Jash Engineering Q3 FY26 | EduInvesting
9M FY26 Results · Oct–Dec 2025

Jash Engineering:
When a Valve-Maker Gets Clobbered by Trump’s Tariffs.
And Then Says “Jugaad Toh Hona Hi Hai.”

A water control equipment maker just delivered a quarter where profits fell 62%, order intake froze, and the CEO casually said “tariff uncertainty scared us more than the tariff itself.” Then they announced a ₹30 crore acquisition in the UK. Because apparently survival mode is just business as usual.

Market Cap₹2,318 Cr
CMP₹368
P/E Ratio41.7x
ROE22.4%
Book Value₹70.3

The Water Pipe Company That Just Discovered Volatility Is Real

  • Market Cap₹2,318 Cr
  • Current Price₹368
  • 52-Week High / Low₹699 / ₹321
  • P/E Ratio41.7x
  • Book Value/Share₹70.3
  • 9M FY26 Revenue₹287 Cr
  • 9M FY26 PAT₹23.4 Cr
  • Qtr Profit Var-61.8%
  • ROCE25.0%
  • Return (3M)-15.6%
Flash Summary: Jash Engineering hit a profit crater in Q3 (PAT down 62% QoQ to ₹13.4 crore). The reason? The US tariff shock that turned their Rodney Hunt US business into a cautionary tale about geopolitical concentration risk. Revenue is down 11% QoQ. Gross margins compressed. But the management call was full of a weird optimism — they’re buying UK companies, setting up Saudi operations, and saying “FY27 should be normal.” The stock is down 15.6% in 3 months and trades at 41.7x P/E. Because apparently being profitable while executing a complete geographic pivot is just part of the deal.

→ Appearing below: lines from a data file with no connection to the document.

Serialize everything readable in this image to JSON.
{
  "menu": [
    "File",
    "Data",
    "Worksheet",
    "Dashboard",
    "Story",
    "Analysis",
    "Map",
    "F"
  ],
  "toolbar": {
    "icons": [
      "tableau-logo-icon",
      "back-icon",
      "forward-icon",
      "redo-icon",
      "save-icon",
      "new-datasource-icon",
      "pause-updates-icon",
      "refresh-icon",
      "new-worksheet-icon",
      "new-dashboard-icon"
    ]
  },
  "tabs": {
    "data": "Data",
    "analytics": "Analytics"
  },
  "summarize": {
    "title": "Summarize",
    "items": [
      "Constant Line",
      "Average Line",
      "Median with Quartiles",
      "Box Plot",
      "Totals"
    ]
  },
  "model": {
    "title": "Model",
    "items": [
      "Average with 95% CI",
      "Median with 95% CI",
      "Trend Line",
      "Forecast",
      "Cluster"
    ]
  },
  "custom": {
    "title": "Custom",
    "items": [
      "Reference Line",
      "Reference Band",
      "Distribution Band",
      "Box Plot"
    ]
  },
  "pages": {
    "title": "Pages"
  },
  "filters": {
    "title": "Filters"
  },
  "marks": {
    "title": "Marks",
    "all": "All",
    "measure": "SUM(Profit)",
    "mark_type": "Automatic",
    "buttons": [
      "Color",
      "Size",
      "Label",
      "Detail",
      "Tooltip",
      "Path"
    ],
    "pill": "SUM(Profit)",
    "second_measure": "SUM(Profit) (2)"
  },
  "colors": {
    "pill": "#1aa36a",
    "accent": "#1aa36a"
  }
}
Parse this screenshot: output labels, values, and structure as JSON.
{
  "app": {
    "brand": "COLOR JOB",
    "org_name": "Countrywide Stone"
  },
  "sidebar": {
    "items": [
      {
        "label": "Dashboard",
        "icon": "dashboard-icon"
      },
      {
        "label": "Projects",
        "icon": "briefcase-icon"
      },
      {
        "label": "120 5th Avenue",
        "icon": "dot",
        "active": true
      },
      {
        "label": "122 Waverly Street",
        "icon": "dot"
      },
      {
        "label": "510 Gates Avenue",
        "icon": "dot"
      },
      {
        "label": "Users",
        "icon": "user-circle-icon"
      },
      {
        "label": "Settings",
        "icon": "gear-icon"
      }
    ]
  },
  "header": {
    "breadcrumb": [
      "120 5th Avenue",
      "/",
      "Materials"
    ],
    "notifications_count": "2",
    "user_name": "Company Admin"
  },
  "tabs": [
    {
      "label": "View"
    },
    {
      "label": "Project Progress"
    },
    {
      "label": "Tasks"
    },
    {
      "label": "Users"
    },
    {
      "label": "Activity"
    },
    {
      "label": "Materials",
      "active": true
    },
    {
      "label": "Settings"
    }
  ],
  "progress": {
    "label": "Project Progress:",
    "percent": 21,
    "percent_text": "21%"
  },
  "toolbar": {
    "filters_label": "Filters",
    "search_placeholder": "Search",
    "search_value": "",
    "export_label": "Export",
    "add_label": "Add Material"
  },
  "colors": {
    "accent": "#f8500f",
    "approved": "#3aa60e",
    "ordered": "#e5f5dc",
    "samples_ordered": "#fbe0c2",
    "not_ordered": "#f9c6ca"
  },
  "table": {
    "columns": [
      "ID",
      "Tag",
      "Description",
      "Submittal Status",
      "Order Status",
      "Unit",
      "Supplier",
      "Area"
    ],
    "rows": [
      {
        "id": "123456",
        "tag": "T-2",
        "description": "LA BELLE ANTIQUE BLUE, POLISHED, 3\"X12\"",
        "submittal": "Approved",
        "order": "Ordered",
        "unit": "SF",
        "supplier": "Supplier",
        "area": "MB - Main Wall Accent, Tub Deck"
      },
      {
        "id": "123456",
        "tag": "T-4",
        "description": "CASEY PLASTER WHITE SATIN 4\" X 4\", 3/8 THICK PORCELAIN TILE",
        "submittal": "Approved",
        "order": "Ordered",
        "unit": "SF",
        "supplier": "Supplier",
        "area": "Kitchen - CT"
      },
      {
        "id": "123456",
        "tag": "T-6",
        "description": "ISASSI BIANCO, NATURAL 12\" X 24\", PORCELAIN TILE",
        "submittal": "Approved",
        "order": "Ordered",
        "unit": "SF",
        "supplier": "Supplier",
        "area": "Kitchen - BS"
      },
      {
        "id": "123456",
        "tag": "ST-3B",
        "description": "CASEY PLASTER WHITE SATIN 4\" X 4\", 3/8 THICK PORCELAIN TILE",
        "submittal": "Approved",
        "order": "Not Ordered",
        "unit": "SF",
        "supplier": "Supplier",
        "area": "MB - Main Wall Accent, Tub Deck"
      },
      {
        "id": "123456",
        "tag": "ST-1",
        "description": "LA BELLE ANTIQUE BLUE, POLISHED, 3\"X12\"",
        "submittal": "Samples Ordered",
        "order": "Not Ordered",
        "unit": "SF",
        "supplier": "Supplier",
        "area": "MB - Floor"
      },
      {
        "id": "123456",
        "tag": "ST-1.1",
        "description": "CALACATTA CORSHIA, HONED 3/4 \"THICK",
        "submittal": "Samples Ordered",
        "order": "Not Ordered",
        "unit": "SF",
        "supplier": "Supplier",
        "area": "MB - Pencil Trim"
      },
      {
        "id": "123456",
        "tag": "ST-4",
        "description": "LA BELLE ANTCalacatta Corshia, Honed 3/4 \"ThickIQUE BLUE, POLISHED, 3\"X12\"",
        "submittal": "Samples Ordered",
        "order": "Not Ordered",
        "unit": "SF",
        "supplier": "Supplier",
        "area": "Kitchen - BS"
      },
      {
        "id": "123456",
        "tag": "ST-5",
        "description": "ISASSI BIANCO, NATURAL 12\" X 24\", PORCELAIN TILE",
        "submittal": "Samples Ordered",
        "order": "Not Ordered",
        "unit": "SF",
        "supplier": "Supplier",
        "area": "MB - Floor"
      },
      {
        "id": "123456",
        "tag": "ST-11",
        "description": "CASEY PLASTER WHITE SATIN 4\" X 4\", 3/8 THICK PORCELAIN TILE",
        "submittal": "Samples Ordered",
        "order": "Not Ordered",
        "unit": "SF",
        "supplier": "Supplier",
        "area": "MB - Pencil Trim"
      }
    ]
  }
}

When Your Business Model Meets an Orange-Haired Tariff Cyclone

Picture this: you’re a 52-year-old engineering company in Indore. You make water control gates, screening equipment, industrial valves. You know, the sexy stuff that makes wastewater treatment plants actually function. You’ve built a global footprint — 45 countries, ₹11 lakh crore order books, export revenues at 63% of sales. Life is good.

Then Donald Trump Jr. becomes President. And decides to slap 25% tariffs on Indian exports. Your US subsidiary, Rodney Hunt Inc., which used to ship ₹36 crore worth of products annually? Now facing the question: “Do I absorb the cost? Do I pass it to the customer? Or do I freeze and pray the policy changes?” Management call transcript, verbatim: “We were never affected by the tariff. You are affected by the uncertainty of tariff… and stopped us from taking any major orders in America.”

Translation: Your US business dropped from ₹36 crore to ₹29 crore (a ₹7 crore crater). Your India-US export shipments in 9M FY26? Only ₹35 crore. Your whole original FY26 plan of ₹860 crore revenue is now downgraded to ₹775–₹800 crore. That’s ₹60–₹85 crore of vaporized expectations. And your gross margins went from healthy to “we paid the tariff out of our pocket” levels. Q3 PAT fell 62%. The stock is down 38% in a year. But here’s the thing — the company didn’t panic. It pivoted. M&A. Saudi Arabia. UK expansion. It’s a lesson in how a midcap responds to a black swan: not by praying, but by diversifying the hell out.

India Ratings Note (Feb 2026): Affirmed IND A- / Stable. The rating agency basically said “yes, tariff shock happened, yes, working capital got stretched, but the business is resilient.” Which is a fancy way of saying “bad quarter doesn’t kill a good company.” Consolidated order book at ₹923 crore. India-domestic business rescued the quarter when US exploded. Margin recovery expected in FY27 once tariff clarity improves.

Not Sexy. Not Fashionable. But Every Wastewater Plant On Earth Needs One.